The illustration you see bottom left of the group of four looks ok at first. Nice angle! I hear you cry, but then WEIRD ANGLES I hear you cry as you realise my perspective is shot to sherbert. I know, awful aren't I? Naughty. So the maquette found some shelves and brackets being added to it, plus a flask and a 'Little Shop of Horrors' plant to the bargain.

The final illustration hopefully does all the prep and false starts justice. As you can see there's a lot of junk on them there shelves. It's quite hard and time consuming coming up with shelf contents for a scientist. As you can see by a small selection of my reference pictures [taken in the science museum] it helps to have reference! Also notice the note at the back of the house, it has a formula on it? Well that's from this source: http://news.bbc.co.uk/1/hi/england/manchester/4468884.stm


click on the image to see the large version

Wednesday 8 April 2009

AAHHH! EXPLODING MARSHMALLOWS!















Yes well, exploding marshmallows. What can I say? They speak for themselves really. This illustration was pretty straight forward in my head, a marshmallow factory explodes covering Toby's house in marshmallow. Simple huh? So I had a scoot about for the factory, I was thinking a combination of Willy Wonka's and the Rowntree Macintosh factory I grew up going past all the time up in York. Even though a couple of the
images to the left are actually a little bit naff they still triggered something in my head to use them as reference.

Again I used my maquette to get the angle right.

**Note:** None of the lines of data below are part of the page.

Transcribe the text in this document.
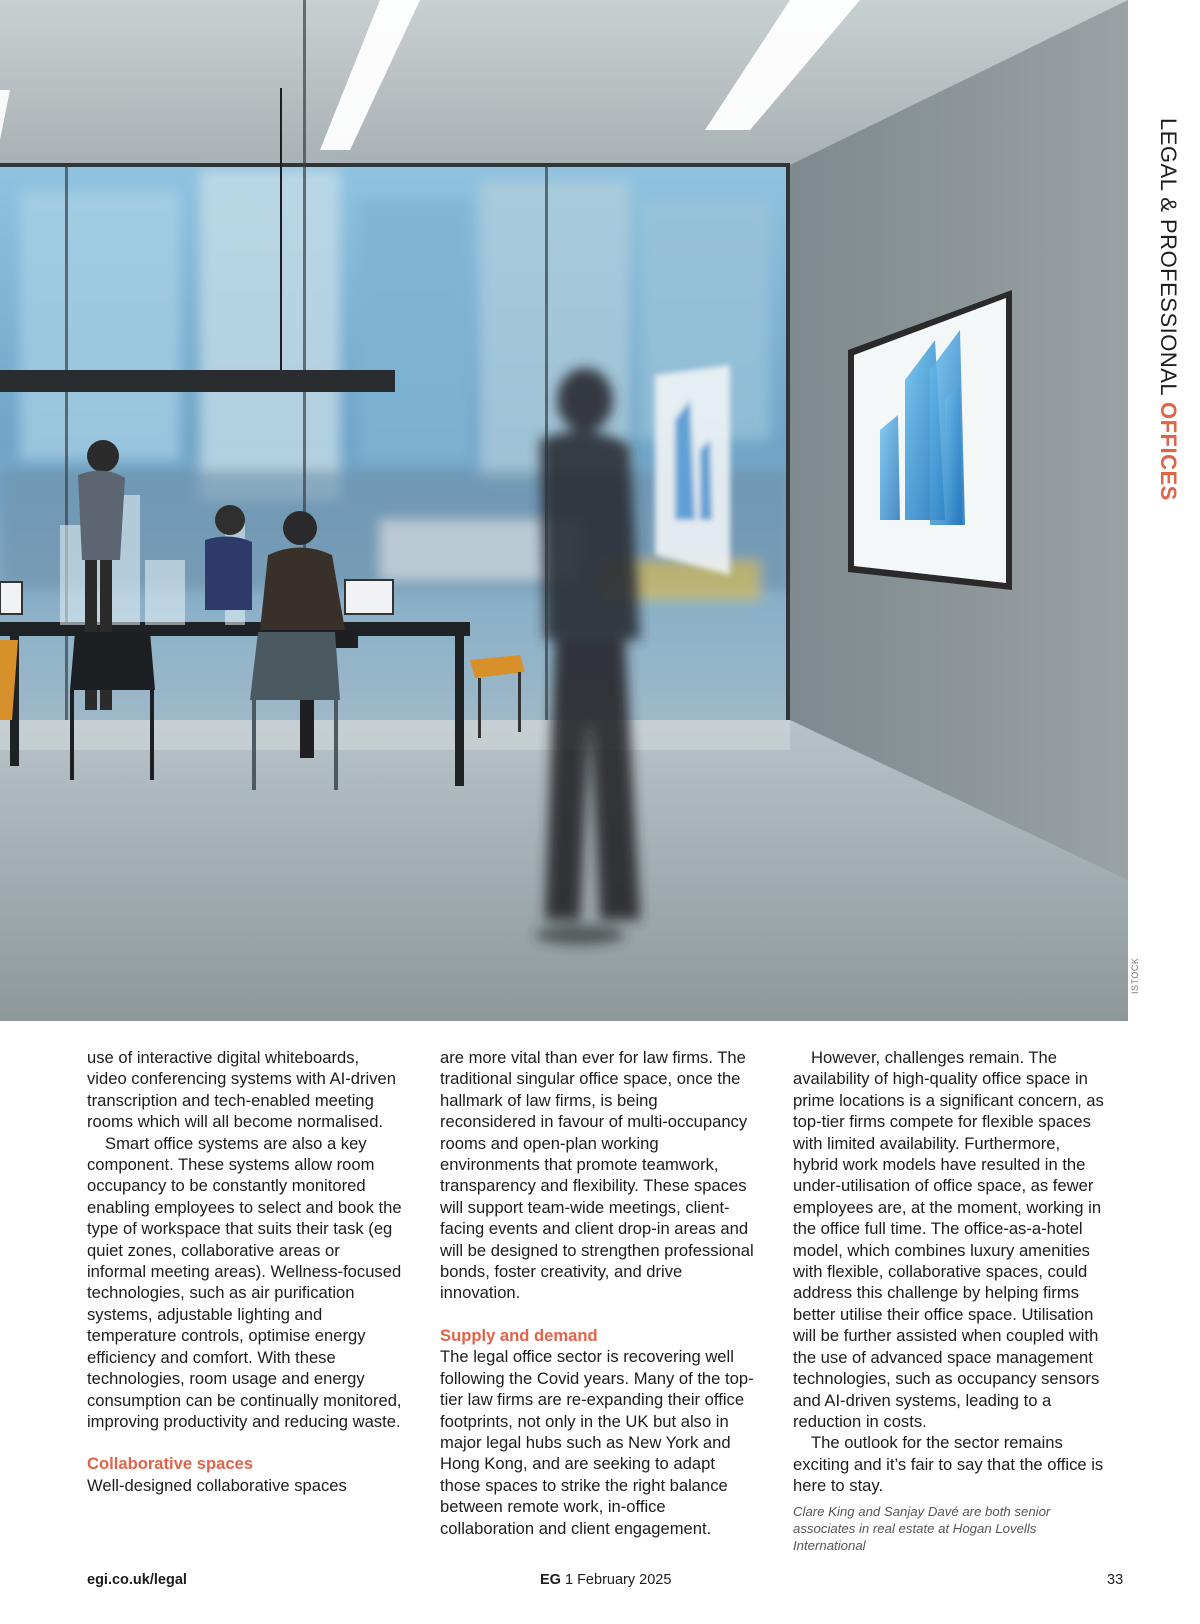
ISTOCK
LEGAL & PROFESSIONAL OFFICES

use of interactive digital whiteboards, video conferencing systems with AI-driven transcription and tech-enabled meeting rooms which will all become normalised.

Smart office systems are also a key component. These systems allow room occupancy to be constantly monitored enabling employees to select and book the type of workspace that suits their task (eg quiet zones, collaborative areas or informal meeting areas). Wellness-focused technologies, such as air purification systems, adjustable lighting and temperature controls, optimise energy efficiency and comfort. With these technologies, room usage and energy consumption can be continually monitored, improving productivity and reducing waste.

Collaborative spaces

Well-designed collaborative spaces

are more vital than ever for law firms. The traditional singular office space, once the hallmark of law firms, is being reconsidered in favour of multi-occupancy rooms and open-plan working environments that promote teamwork, transparency and flexibility. These spaces will support team-wide meetings, client-facing events and client drop-in areas and will be designed to strengthen professional bonds, foster creativity, and drive innovation.

Supply and demand

The legal office sector is recovering well following the Covid years. Many of the top-tier law firms are re-expanding their office footprints, not only in the UK but also in major legal hubs such as New York and Hong Kong, and are seeking to adapt those spaces to strike the right balance between remote work, in-office collaboration and client engagement.

However, challenges remain. The availability of high-quality office space in prime locations is a significant concern, as top-tier firms compete for flexible spaces with limited availability. Furthermore, hybrid work models have resulted in the under-utilisation of office space, as fewer employees are, at the moment, working in the office full time. The office-as-a-hotel model, which combines luxury amenities with flexible, collaborative spaces, could address this challenge by helping firms better utilise their office space. Utilisation will be further assisted when coupled with the use of advanced space management technologies, such as occupancy sensors and AI-driven systems, leading to a reduction in costs.

The outlook for the sector remains exciting and it’s fair to say that the office is here to stay.

Clare King and Sanjay Davé are both senior associates in real estate at Hogan Lovells International

egi.co.uk/legal	EG 1 February 2025	33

Below that you see the first quick rough sketch, similar to the way I went about the second version of the snow scene. However I suffered again at the hands of a boring angle brought on by just not getting it right at the maquette stage. I even wrote on that first sketch boring angle. So god knows why I then went on to draw it up proper!



So I scrapped it and went back to the drawing board as they say. Well it was true. Another angle was found and I went for it. The subsequent pictures are the house and surroundings, then an overlay I created of all the marshmallow action, then this was scanned and taken into photoshop and I whitened the areas that were marshmallow. Put the two elements together and there you have it, a finished rough of the marshmallow factory explosion scene DONE.